Personal information
- Born: June 15, 1988 (age 38) Lodi, California, U.S.
- Listed height: 6 ft 1 in (1.85 m)
- Listed weight: 310 lb (141 kg)

Career information
- High school: Crespi Carmelite (Encino, California)
- College: Stanford
- NFL draft: 2011: 3rd round, 97th overall pick

Career history
- Carolina Panthers (2011–2013); Denver Broncos (2013); Cleveland Browns (2014); Denver Broncos (2015)*;
- * Offseason or practice squad member only

Awards and highlights
- Second-team All-Pac-10 (2010);

Career NFL statistics
- Total tackles: 35
- Forced fumbles: 1
- Stats at Pro Football Reference

= Sione Fua =

American football player (born 1988)

Sione Fua (/siˈoʊneɪ ˈfuːɑː/ see-OH-nay-_-FOO-ah; born June 15, 1988) is an American former professional football player who was a nose tackle in the National Football League (NFL). He was selected in the third round of the 2011 NFL draft by the Carolina Panthers after playing three seasons of college football for the Stanford Cardinal. Fua is of Tongan descent.

==Early life==
Fua was born in Lodi, California. A native of the San Fernando Valley, Fua attended Crespi Carmelite High School in Encino, California. He did not play football until high school, but quickly became the varsity's best two-way lineman. As junior in 2004, Fua did not give up a quarterback sack and helped Crespi win the CIF Southern Section Division X championship. As a senior, Fua had over 60 tackles and eight sacks, while Crespi repeated as division champs, defeating Lompoc 24–14.

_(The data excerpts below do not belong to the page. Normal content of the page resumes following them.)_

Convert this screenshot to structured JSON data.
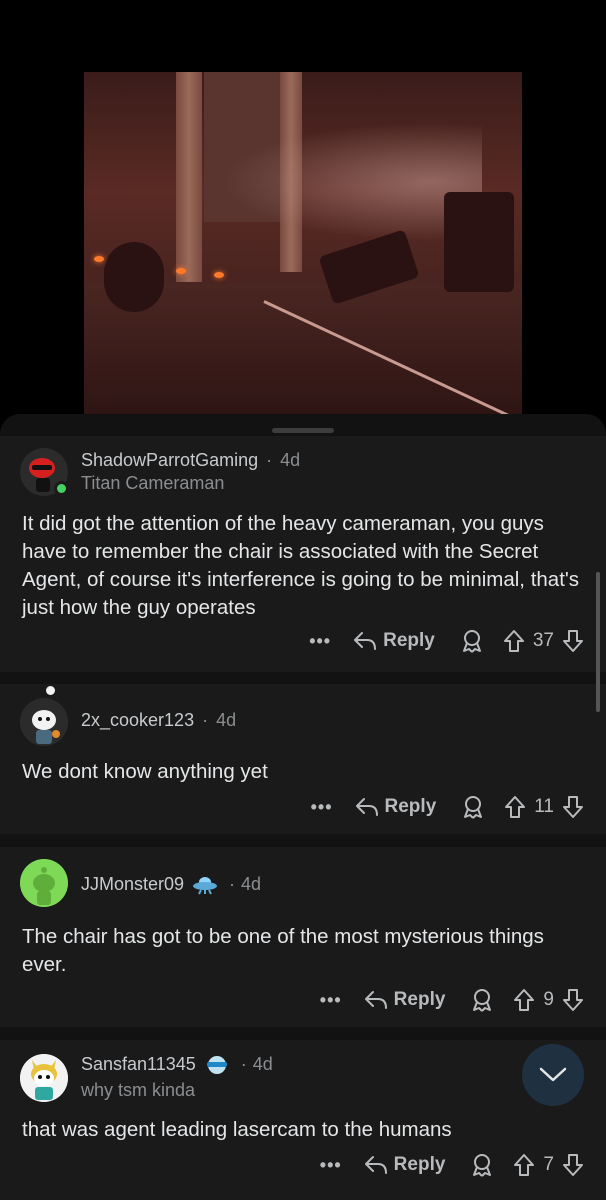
{
  "comments": [
    {
      "username": "ShadowParrotGaming",
      "separator": "·",
      "time": "4d",
      "flair": "Titan Cameraman",
      "body": "It did got the attention of the heavy cameraman, you guys have to remember the chair is associated with the Secret Agent, of course it's interference is going to be minimal, that's just how the guy operates",
      "more": "•••",
      "reply_label": "Reply",
      "votes": "37"
    },
    {
      "username": "2x_cooker123",
      "separator": "·",
      "time": "4d",
      "flair": "",
      "body": "We dont know anything yet",
      "more": "•••",
      "reply_label": "Reply",
      "votes": "11"
    },
    {
      "username": "JJMonster09",
      "separator": "·",
      "time": "4d",
      "flair": "",
      "body": "The chair has got to be one of the most mysterious things ever.",
      "more": "•••",
      "reply_label": "Reply",
      "votes": "9"
    },
    {
      "username": "Sansfan11345",
      "separator": "·",
      "time": "4d",
      "flair": "why tsm kinda",
      "body": "that was agent leading lasercam to the humans",
      "more": "•••",
      "reply_label": "Reply",
      "votes": "7"
    }
  ],
  "colors": {
    "sheet_bg": "#121212",
    "card_bg": "#1a1a1b",
    "online": "#46d160",
    "avatar_green": "#7ed957"
  },
  "icons": [
    "reply-arrow-icon",
    "award-icon",
    "upvote-icon",
    "downvote-icon",
    "chevron-down-icon"
  ]
}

Regarded as a three-star recruit by Rivals.com, he was listed as the No. 47 defensive tackle prospect in the class of 2006. He chose Stanford over offers from Brigham Young, California, and Oregon.

Besides football, Fua was also an accomplished wrestler. Competing in the heavyweight division, where he constantly had to keep his weight below the 275 lb maximum, Fua won a CIF State Wrestling Championship as a senior in 2006. He beat fellow Polynesian Romney Fuga of Huntington Beach Edison High School, who himself became a nose tackle at Brigham Young. Fua became the only wrestler from the San Fernando Valley to win a state title.

College recruiting
| Name | Hometown | School | Height | Weight | 40^{‡} | Commit date |
| Sione Fua OG | Encino, CA | Crespi | 6 ft 1 in (1.85 m) | 290 lb (130 kg) | 4.9 | Feb 1, 2006 |
Recruit ratings: Scout: Rivals: (75)

==College career==
Fua enrolled in Stanford in 2006. In his true freshman year, Fua played in all 12 games and finished with 16 tackles, including seven solo stops. He then missed the 2007 season while on a LDS Church mission, but retained a year of eligibility. Fua returned for the 2008 season and played in all 12 games with seven starts. He recorded 17 total tackles, including 11 solo.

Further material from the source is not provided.